プロローグ
冷蔵庫から卵を2つ取り出し、テフロン加工のフライパンに割り入れたその時、声がした。
「卵焼いているの? あ、それ目玉焼きだよね、知ってる。へーこれが。あっちにはなかったな。こういう調理もありかー。あ、卵2つだ。私の分も焼いてくれているの? お兄ちゃん」
やや舌足らずなアニメ声が俺の後ろから聞こえた。
振り向くと、金髪ツインテールの少女がニコニコ笑いながら立っていた。
「……誰だ。お前」
俺の中学時代の体育用ジャージ上下をだぶだぶっと着ていた。
「もう、お兄ちゃんたら、妹のこと忘れたの? お兄ちゃんの妹、エリザベスよ。エ・リ・ザ・ベ・ス! いつもリジーって呼んでるじゃない!」
青い目で俺をじーっと見つめる。
「は? リジー? 外人かお前?」
「そう、リジー。お兄ちゃん! 忘れたの? こんなにかわいい妹なのに、忘れたの?」
なんだ、妹か。よかった。
……。
………………。
………………………………。
よくねーーーっ! 俺は一人っ子だ。
妹がいたとして、エリザベスなんて名前にするわけがない。両親とも日本人だ。
そう、俺の名前は遠藤雄飛、日本人。高校2年生。
どこにでもいる17歳。一人っ子だ。断じて、一人っ子だ。
趣味らしい趣味などない。もちろん、特技もない。
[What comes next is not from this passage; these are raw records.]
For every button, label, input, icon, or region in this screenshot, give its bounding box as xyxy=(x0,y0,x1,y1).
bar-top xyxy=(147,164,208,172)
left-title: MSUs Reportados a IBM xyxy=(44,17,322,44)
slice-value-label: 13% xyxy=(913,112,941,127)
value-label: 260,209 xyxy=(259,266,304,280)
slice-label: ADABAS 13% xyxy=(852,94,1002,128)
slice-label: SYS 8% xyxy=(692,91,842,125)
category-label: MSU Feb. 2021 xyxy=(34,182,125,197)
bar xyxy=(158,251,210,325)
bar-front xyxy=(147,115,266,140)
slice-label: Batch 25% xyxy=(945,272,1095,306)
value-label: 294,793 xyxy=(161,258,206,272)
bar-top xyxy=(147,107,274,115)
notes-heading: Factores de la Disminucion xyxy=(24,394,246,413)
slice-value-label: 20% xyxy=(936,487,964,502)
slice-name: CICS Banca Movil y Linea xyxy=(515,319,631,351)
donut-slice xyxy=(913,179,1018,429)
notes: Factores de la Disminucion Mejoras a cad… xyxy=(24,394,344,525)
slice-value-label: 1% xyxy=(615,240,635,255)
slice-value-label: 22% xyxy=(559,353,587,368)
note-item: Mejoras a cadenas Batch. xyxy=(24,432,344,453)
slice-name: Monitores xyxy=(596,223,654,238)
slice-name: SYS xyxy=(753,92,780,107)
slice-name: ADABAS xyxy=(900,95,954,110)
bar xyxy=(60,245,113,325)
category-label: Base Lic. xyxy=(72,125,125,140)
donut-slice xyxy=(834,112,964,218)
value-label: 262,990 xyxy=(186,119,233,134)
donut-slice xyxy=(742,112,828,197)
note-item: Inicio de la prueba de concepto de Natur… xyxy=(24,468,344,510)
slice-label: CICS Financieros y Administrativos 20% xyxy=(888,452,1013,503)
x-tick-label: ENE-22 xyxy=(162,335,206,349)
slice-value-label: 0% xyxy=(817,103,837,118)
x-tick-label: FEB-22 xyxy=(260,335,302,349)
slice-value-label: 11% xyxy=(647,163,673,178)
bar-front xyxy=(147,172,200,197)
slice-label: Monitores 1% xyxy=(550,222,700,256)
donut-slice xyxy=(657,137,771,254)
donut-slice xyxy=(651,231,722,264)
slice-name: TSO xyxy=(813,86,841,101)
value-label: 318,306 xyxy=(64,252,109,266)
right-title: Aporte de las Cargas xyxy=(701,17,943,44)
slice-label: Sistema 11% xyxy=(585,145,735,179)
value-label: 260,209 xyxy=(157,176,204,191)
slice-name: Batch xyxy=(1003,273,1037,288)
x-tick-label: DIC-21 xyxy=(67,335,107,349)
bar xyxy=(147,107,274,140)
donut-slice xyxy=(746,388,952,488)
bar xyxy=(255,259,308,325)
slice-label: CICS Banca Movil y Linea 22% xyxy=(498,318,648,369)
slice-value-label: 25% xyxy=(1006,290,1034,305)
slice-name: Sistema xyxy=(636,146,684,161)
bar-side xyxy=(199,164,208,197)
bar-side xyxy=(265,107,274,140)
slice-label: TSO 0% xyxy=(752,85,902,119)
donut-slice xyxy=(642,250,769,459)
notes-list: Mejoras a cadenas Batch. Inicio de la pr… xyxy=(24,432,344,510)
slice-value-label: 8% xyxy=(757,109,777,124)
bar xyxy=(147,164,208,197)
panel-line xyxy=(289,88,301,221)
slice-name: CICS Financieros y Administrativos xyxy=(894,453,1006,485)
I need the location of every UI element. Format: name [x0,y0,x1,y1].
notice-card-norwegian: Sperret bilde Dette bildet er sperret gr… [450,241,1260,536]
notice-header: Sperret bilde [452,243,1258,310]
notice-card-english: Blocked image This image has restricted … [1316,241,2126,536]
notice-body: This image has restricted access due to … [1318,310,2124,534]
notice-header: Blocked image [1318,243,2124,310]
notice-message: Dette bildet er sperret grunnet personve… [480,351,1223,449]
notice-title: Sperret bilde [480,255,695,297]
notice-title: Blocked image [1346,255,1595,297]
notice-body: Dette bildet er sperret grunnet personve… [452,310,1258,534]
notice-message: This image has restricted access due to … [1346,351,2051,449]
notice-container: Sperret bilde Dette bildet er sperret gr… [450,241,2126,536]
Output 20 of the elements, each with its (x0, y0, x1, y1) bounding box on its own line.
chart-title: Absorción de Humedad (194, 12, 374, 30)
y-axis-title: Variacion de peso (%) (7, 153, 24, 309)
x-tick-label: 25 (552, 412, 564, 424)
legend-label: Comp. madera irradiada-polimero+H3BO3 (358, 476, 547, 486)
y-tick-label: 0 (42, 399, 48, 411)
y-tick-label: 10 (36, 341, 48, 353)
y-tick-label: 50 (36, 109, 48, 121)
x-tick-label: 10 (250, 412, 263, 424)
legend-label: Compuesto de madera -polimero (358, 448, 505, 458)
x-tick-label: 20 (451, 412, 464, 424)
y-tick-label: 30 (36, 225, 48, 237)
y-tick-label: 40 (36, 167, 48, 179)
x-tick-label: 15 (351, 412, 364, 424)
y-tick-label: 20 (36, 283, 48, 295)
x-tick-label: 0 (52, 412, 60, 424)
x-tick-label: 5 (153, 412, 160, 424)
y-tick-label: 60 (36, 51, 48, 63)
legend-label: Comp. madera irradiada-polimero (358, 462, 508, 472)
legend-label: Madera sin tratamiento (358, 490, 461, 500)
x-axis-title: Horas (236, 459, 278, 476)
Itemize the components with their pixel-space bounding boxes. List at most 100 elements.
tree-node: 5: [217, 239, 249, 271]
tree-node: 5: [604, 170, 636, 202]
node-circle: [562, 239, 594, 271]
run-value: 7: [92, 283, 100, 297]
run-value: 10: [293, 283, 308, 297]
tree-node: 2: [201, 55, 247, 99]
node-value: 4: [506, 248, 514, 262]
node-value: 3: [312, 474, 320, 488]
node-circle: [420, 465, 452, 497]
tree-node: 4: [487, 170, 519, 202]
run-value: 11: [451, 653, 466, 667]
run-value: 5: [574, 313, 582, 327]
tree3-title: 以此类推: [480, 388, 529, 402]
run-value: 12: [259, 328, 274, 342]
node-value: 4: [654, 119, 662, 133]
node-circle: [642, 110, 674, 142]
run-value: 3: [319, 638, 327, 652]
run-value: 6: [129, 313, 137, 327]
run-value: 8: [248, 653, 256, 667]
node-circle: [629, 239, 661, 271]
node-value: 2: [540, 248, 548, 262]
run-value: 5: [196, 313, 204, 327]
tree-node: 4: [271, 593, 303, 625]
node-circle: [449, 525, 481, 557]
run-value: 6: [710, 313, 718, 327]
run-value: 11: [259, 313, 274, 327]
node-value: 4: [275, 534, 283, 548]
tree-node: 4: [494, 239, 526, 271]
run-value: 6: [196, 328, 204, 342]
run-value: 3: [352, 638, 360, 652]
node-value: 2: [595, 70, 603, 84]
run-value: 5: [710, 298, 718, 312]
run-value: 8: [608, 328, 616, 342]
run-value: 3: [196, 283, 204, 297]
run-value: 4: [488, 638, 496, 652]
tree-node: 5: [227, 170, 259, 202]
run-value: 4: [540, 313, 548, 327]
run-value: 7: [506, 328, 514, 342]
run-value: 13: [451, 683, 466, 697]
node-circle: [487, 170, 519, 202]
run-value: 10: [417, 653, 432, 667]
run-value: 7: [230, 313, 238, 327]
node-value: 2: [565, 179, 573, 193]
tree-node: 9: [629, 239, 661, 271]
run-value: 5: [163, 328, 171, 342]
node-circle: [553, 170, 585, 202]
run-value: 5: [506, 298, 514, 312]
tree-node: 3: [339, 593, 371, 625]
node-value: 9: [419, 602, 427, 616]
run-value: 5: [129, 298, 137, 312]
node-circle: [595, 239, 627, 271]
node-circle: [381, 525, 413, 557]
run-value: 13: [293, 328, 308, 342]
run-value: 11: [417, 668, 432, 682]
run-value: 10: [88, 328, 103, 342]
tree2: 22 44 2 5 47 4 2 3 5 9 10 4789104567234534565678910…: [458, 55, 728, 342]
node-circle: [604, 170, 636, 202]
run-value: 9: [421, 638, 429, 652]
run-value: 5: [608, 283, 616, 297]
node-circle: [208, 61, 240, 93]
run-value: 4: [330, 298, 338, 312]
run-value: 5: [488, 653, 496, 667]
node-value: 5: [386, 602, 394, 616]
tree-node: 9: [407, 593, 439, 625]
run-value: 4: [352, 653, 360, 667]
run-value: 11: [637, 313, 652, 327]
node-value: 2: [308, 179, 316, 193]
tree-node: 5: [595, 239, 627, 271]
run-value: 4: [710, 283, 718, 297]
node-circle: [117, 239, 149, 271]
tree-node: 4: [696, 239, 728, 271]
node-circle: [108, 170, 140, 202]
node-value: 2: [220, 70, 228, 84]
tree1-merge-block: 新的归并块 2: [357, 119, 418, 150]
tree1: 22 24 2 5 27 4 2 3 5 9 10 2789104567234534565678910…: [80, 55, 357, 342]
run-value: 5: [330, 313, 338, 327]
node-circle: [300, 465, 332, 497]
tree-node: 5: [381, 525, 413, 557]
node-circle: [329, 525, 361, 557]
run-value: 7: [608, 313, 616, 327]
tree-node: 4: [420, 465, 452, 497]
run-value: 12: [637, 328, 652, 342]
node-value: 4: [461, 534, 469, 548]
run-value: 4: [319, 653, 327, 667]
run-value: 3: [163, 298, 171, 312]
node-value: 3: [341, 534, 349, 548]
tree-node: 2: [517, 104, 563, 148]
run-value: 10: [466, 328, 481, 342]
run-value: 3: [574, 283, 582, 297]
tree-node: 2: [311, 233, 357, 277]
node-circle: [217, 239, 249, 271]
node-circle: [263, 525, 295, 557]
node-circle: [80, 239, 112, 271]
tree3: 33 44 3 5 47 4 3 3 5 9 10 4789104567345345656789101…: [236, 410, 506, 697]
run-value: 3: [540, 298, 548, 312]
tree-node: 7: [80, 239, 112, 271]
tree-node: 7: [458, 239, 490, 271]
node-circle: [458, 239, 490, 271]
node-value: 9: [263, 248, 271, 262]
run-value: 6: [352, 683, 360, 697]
あるやつ、表へ出ろ。
運動は苦手だから運動部は論外。
てか、運動部に入ったら脳みそが筋肉になって死ぬ。
文化部? キモオタニート養成所なんかに用はない。
ってことで部活動には所属していない。
そんな普通の男子高校生だが、なぜか両親はともに単身赴任中。ファミリー向け3LDK分譲マンションに絶賛一人暮らし中だ。
妹などいない。
繰り返す。妹など……いないのだ!
6月中旬の爽やかな日曜、朝9時。いきなり目の前に現れた自称「俺の妹」エリザベス。愛称リジー。
金髪ツインテール。碧眼。
よく見ると、けっこうかわいい。
だが、ひとつ残念なところがある。
見事に貧乳だ。見事なまでにつるぺた。
(俺より胸無いよな?)
じっと胸を見る。お? 両方に小さな突起が見えるぞ?
なるほど、ノーブラか。これはなかなかいい。悪くない。ちっちゃなかわいい乳首の形が丸わかりだ。
だが惜しい。俺は巨乳派だ。
貧乳でなければもっとエロかったのに。
実に惜しい。このエロいシチュエーション。
エロいシチュエーション……?
日曜の朝、いきなり自称妹の貧乳ノーブラ娘とふたりきりだと?
……あ、夢だこれ。えっちな夢だ。なーるほど。そっか。